Member of the Chamber of Deputies
- In office 15 May 1930 – 6 June 1932
- Constituency: 9th Departamental Circumscription
- In office 15 May 1926 – 15 May 1930
- Constituency: 8th Departamental Circumscription

Personal details
- Born: 7 April 1887 Pelarco, Chile
- Died: 24 July 1970 (aged 83)
- Spouse: María Tocornal Guzmán
- Parent(s): Francisco Javier Moreno Carmen Rosa Bruce
- Alma mater: University of Chile
- Occupation: Lawyer, Agriculturist

= Alfredo Moreno Bruce =

Chilean politician

Diego Alfredo Moreno Bruce (7 April 1887 – 24 July 1970) was a Chilean lawyer, agriculturist and politician who served as member of the Chamber of Deputies.

==Biography==
He was born in Pelarco on 7 April 1887, son of Francisco Javier Moreno Correa and Carmen Rosa Bruce Correa. He married María Tocornal Guzmán, and they had three daughters.

He studied at the Instituto Nacional and at the Faculty of Law of the University of Chile. He was admitted to the bar on 10 December 1912; his thesis was titled Escepción de la cosa juzgada. Causa de pedir.

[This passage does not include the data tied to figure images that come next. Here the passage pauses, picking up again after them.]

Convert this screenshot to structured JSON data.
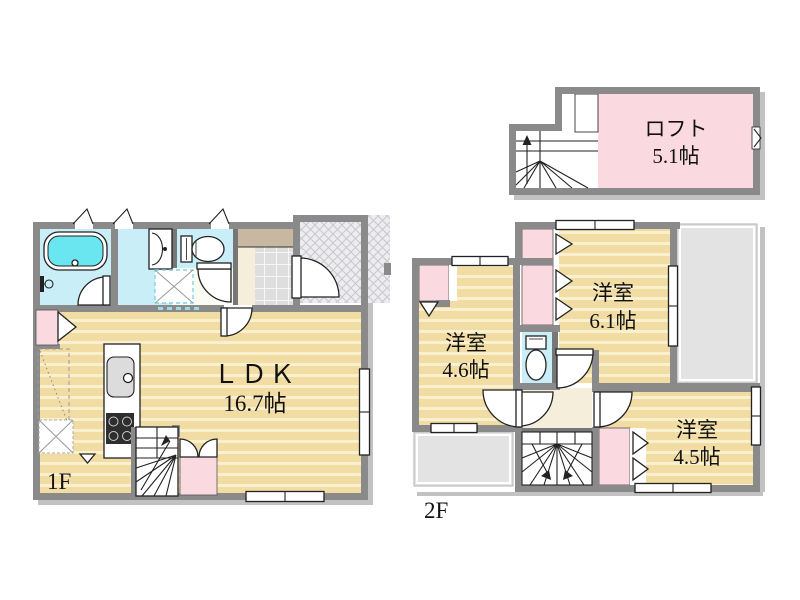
{
  "plan": {
    "floor1": {
      "label": "1F",
      "ldk": {
        "name": "ＬＤＫ",
        "size": "16.7帖"
      }
    },
    "floor2": {
      "label": "2F",
      "room_top": {
        "name": "洋室",
        "size": "6.1帖"
      },
      "room_left": {
        "name": "洋室",
        "size": "4.6帖"
      },
      "room_bottom": {
        "name": "洋室",
        "size": "4.5帖"
      }
    },
    "loft": {
      "name": "ロフト",
      "size": "5.1帖"
    }
  },
  "colors": {
    "wall": "#8a8a8a",
    "thin_wall": "#777777",
    "wood_floor": "#f1dda3",
    "wood_stripe": "#faf0cf",
    "wet_room": "#c9eef8",
    "bathtub": "#69e6f0",
    "closet_pink": "#fbd9e1",
    "hall_beige": "#f5eedb",
    "entry_step_brown": "#c8b7a1",
    "entry_tile": "#dedede",
    "porch_lattice": "#ededf0",
    "roof_gray": "#e3e3e3",
    "shadow": "#c2c2c2",
    "outline": "#222222"
  }
}
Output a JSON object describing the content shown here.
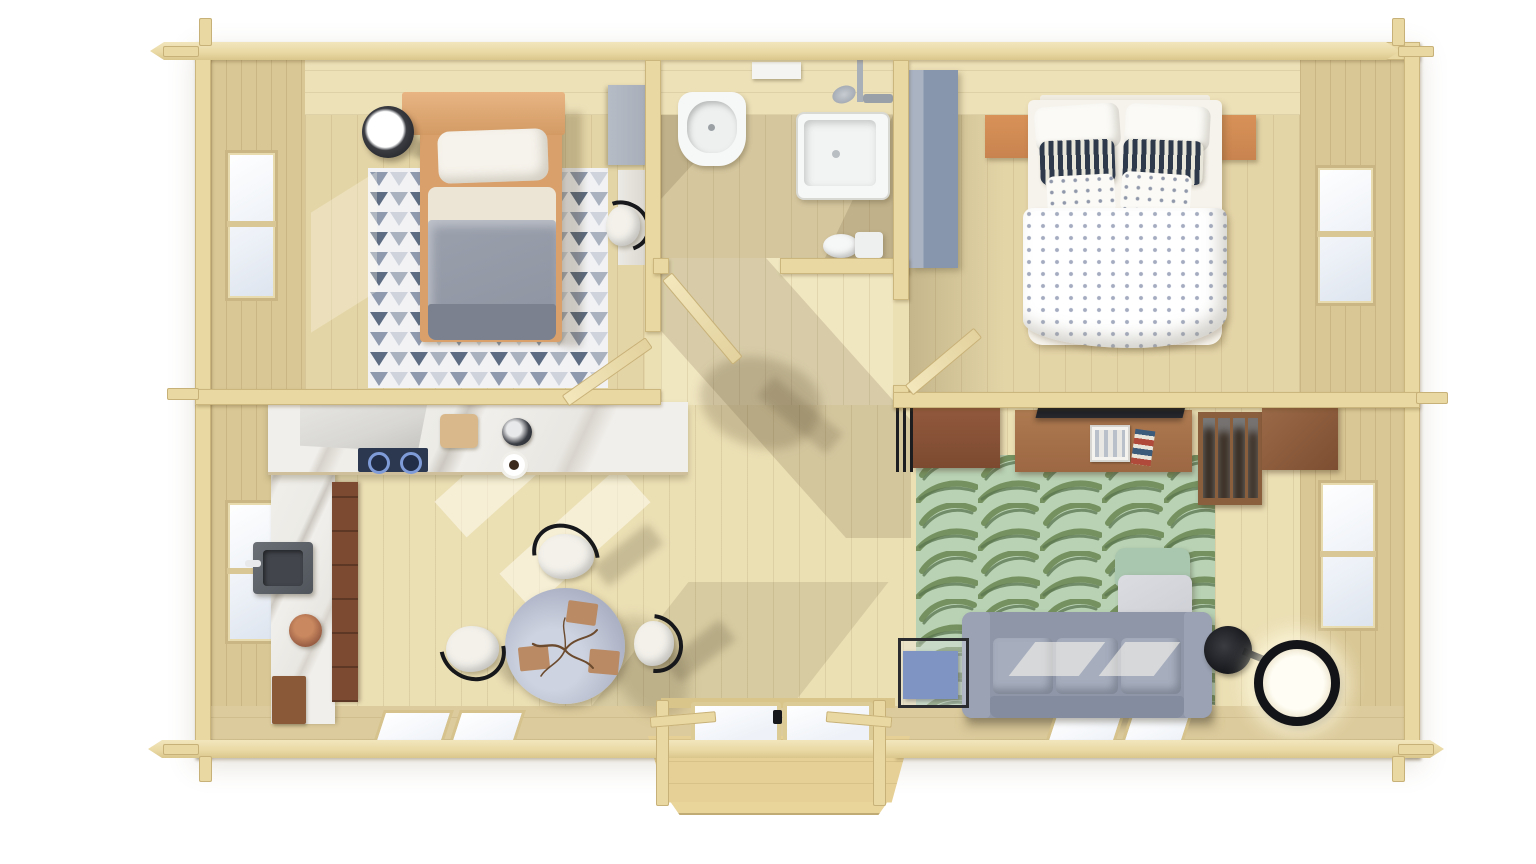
{
  "scene": {
    "type": "3d-top-view-floor-plan",
    "building": "two-bedroom log cabin with porch",
    "rooms": [
      {
        "id": "bedroom-1",
        "position": "top-left",
        "furniture": [
          "single-bed",
          "headboard-shelf",
          "bedside-lamp",
          "triangle-rug",
          "wardrobe",
          "desk",
          "desk-chair"
        ],
        "windows": 1
      },
      {
        "id": "bathroom",
        "position": "top-center",
        "furniture": [
          "wash-basin",
          "wall-shelf",
          "shower-mixer",
          "shower-tray",
          "toilet"
        ],
        "windows": 0
      },
      {
        "id": "bedroom-2",
        "position": "top-right",
        "furniture": [
          "double-bed",
          "nightstand-left",
          "nightstand-right",
          "tall-wardrobe"
        ],
        "windows": 1
      },
      {
        "id": "kitchen-dining",
        "position": "bottom-left",
        "furniture": [
          "marble-counter",
          "extractor-hood",
          "cooktop",
          "cutting-board",
          "coffee-pot",
          "coffee-cup",
          "wall-sink",
          "plant-pot",
          "floor-mat",
          "base-cabinet",
          "round-dining-table",
          "placemat",
          "placemat",
          "placemat",
          "branch-centerpiece",
          "dining-chair",
          "dining-chair",
          "dining-chair"
        ],
        "windows": 3
      },
      {
        "id": "living-room",
        "position": "bottom-right",
        "furniture": [
          "radiator",
          "dresser",
          "tv-sideboard",
          "tv",
          "picture-frame",
          "books",
          "bar-shelf",
          "wall-cabinet",
          "leaf-rug",
          "sofa",
          "armchair",
          "side-table",
          "floor-lamp"
        ],
        "windows": 3
      },
      {
        "id": "hallway",
        "position": "center",
        "doors": [
          "bathroom-door",
          "bedroom-1-door",
          "bedroom-2-door",
          "entrance-double-door"
        ]
      },
      {
        "id": "porch",
        "position": "bottom-center-exterior",
        "furniture": [
          "deck",
          "railing-left",
          "railing-right",
          "steps"
        ]
      }
    ],
    "palette": {
      "page_bg": "#ffffff",
      "log_wall": "#e9d8a2",
      "log_edge": "#cdb782",
      "ceiling_plank": "#ede1b8",
      "wall_face": "#d9c795",
      "floor_room": "#e4d5a7",
      "floor_bath": "#d5c69e",
      "floor_hall": "#f0e6c0",
      "floor_main": "#ebdfb4",
      "south_band": "#dccb9c",
      "marble_white": "#efede9",
      "hood_gray": "#d8d7d3",
      "stove_navy": "#2c3850",
      "burner_blue": "#7f9bd8",
      "wood_warm": "#c8834f",
      "wood_mid": "#9c6743",
      "wood_dark": "#7c4a30",
      "rug1_bg": "#f2f2f5",
      "rug1_tri_light": "#cfd4dc",
      "rug1_tri_mid": "#8f9aae",
      "rug1_tri_dark": "#5d6c82",
      "rug2_bg": "#b9d2b4",
      "rug2_leaf": "#6f8a57",
      "rug2_leaf_dark": "#4f6a42",
      "sofa_gray": "#8e96a8",
      "sofa_cushion": "#a6aebe",
      "armchair_gray": "#c9cbd2",
      "armchair_mint": "#a9c6ae",
      "bed1_duvet": "#9aa0ac",
      "bed1_dark": "#7b818e",
      "bed1_fold": "#ece4d4",
      "linen_white": "#f6f3ec",
      "pillow_navy": "#2e3a4c",
      "fixture_white": "#f6f7f7",
      "wardrobe_gray": "#a7adb8",
      "wardrobe_blue": "#8795ad",
      "table_top": "#aeb4c6",
      "placemat": "#b98a64",
      "side_table_blue": "#8094c4",
      "lamp_black": "#15171b",
      "lamp_glow": "#fffdf4",
      "porch_deck": "#e6d095",
      "glass": "#eef2f8",
      "sun": "rgba(255,252,240,0.55)",
      "shade": "rgba(86,70,40,0.16)"
    }
  }
}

He served as lawyer of the Banco Garantizador de Valores between 1921 and 1926 and retired from professional practice in 1953. He was also engaged in agricultural activities, exploiting the "El Carmen de Codigua" estate in Melipilla. He was director of La Rural S.A. de Ferias.

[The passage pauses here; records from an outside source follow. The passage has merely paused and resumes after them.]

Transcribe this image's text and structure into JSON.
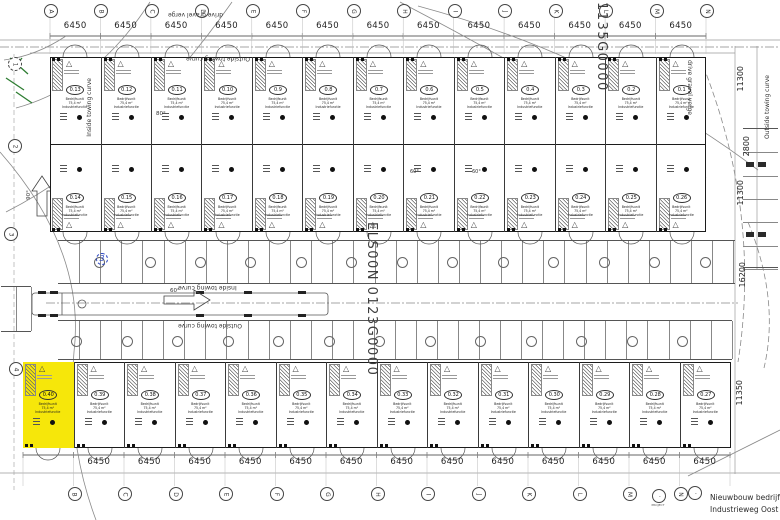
{
  "drawing": {
    "title_line1": "Nieuwbouw bedrijfsunit",
    "title_line2": "Industrieweg Oost te E",
    "project_label": "PROJECT",
    "watermark_top": "1135G0000",
    "watermark_center": "ELS00N 0123G0000",
    "revision": "3"
  },
  "grid": {
    "top_letters": [
      "A",
      "B",
      "C",
      "D",
      "E",
      "F",
      "G",
      "H",
      "I",
      "J",
      "K",
      "L",
      "M",
      "N"
    ],
    "bottom_letters": [
      "B",
      "C",
      "D",
      "E",
      "F",
      "G",
      "H",
      "I",
      "J",
      "K",
      "L",
      "M",
      "N"
    ],
    "left_numbers": [
      "1",
      "2",
      "3",
      "4"
    ]
  },
  "dimensions": {
    "bay_width": "6450",
    "right_side": [
      "11300",
      "2800",
      "11300",
      "16200",
      "11350"
    ],
    "angle_top": "80°",
    "angle_mid": "60°",
    "angle_left": "90°",
    "angle_small": "60°"
  },
  "streets": {
    "top": "drive gravel verge",
    "top_curve": "Outside towing curve",
    "mid_inside": "Inside towing curve",
    "mid_outside": "Outside towing curve",
    "left": "Inside towing curve",
    "right1": "drive gravel verge",
    "right2": "Outside towing curve"
  },
  "units": {
    "row1": [
      "0.13",
      "0.12",
      "0.11",
      "0.10",
      "0.9",
      "0.8",
      "0.7",
      "0.6",
      "0.5",
      "0.4",
      "0.3",
      "0.2",
      "0.1"
    ],
    "row2": [
      "0.14",
      "0.15",
      "0.16",
      "0.17",
      "0.18",
      "0.19",
      "0.20",
      "0.21",
      "0.22",
      "0.23",
      "0.24",
      "0.25",
      "0.26"
    ],
    "row3": [
      "0.40",
      "0.39",
      "0.38",
      "0.37",
      "0.36",
      "0.35",
      "0.34",
      "0.33",
      "0.32",
      "0.31",
      "0.30",
      "0.29",
      "0.28",
      "0.27"
    ],
    "info_lines": [
      "Bedrijfsunit",
      "75,4 m²",
      "Industriefunctie"
    ],
    "highlighted": "0.40"
  },
  "colors": {
    "highlight": "#f6e70a",
    "line": "#2b2b2b",
    "revision_red": "#cc2222",
    "revision_blue": "#2b46c0",
    "landscape_green": "#2e7d32"
  }
}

He was elected councilor (regidor) of the Municipality of San Bernardo from 1912 to 1921 and served as mayor in several periods.

He was member of the Sociedad Nacional de Agricultura (SNA), the Club de San Bernardo, the Automóvil Club de Chile, and the Liga de Estudiantes Pobres.

He died on 24 July 1970.

==Political career==
He was elected deputy for the 8th Departamental Grouping of La Victoria, Melipilla and San Antonio for the 1926–1930 period. He served on the Permanent Commissions of Legislation and Justice and Public Education, and was alternate member of the Permanent Commission of Constitutional Reform and Regulation.

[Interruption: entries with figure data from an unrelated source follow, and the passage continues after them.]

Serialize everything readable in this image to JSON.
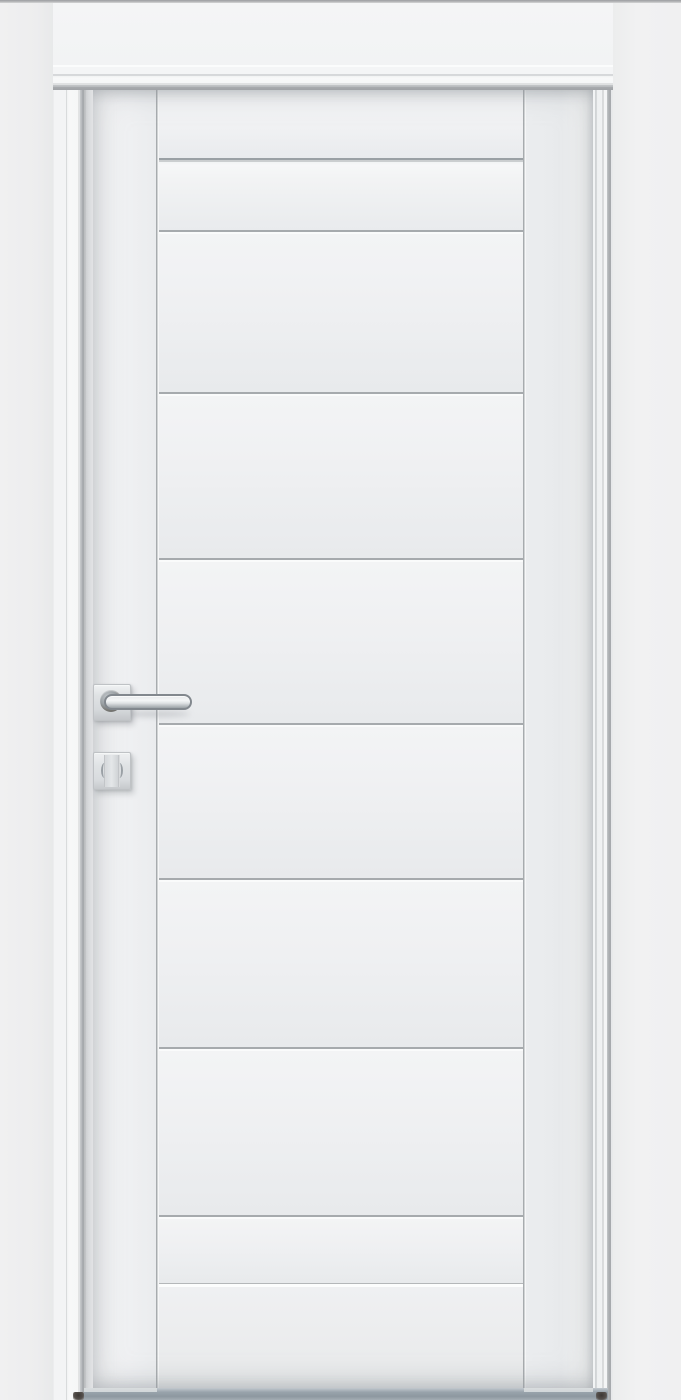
{
  "meta": {
    "subject": "Closed white interior door, frontal product view",
    "wall": "white wall with white architrave casing",
    "floor": "gray floor gap visible under the door leaf"
  },
  "door": {
    "leaf_label": "White door leaf with grooved horizontal panels",
    "panel_band_count": 8,
    "groove_positions_y": [
      158,
      230,
      392,
      558,
      723,
      878,
      1047,
      1215
    ],
    "bottom_ridge_y": 1283,
    "stile_grooves_x": [
      157,
      524
    ],
    "leaf_top_y": 90,
    "leaf_bottom_y": 1388
  },
  "hardware": {
    "lever_handle_label": "Satin chrome lever handle on square rosette",
    "privacy_turn_label": "Square privacy-turn escutcheon below handle"
  },
  "colors": {
    "wall_left": "#ededee",
    "wall_right": "#f1f1f2",
    "wall_header": "#f3f4f5",
    "casing": "#f4f5f6",
    "casing_inner_shadow": "#a8abae",
    "leaf": "#eff0f1",
    "groove_dark": "#a6aaad",
    "groove_highlight": "#fafbfb",
    "hardware_metal": "#dcdfe2",
    "hardware_boss_dark": "#6e6f6c",
    "floor_gap": "#95a0a8",
    "foot_shadow": "#3c3734",
    "ceiling_line": "#9b9da0"
  }
}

He was re-elected deputy for the 9th Departamental Grouping of Maipo, Rancagua and Cachapoal for the 1930–1934 period. He served on the Permanent Commissions of Legislation and Justice and Labor and Social Welfare. The revolutionary movement that broke out on 4 June 1932 decreed, on 6 June, the dissolution of Congress.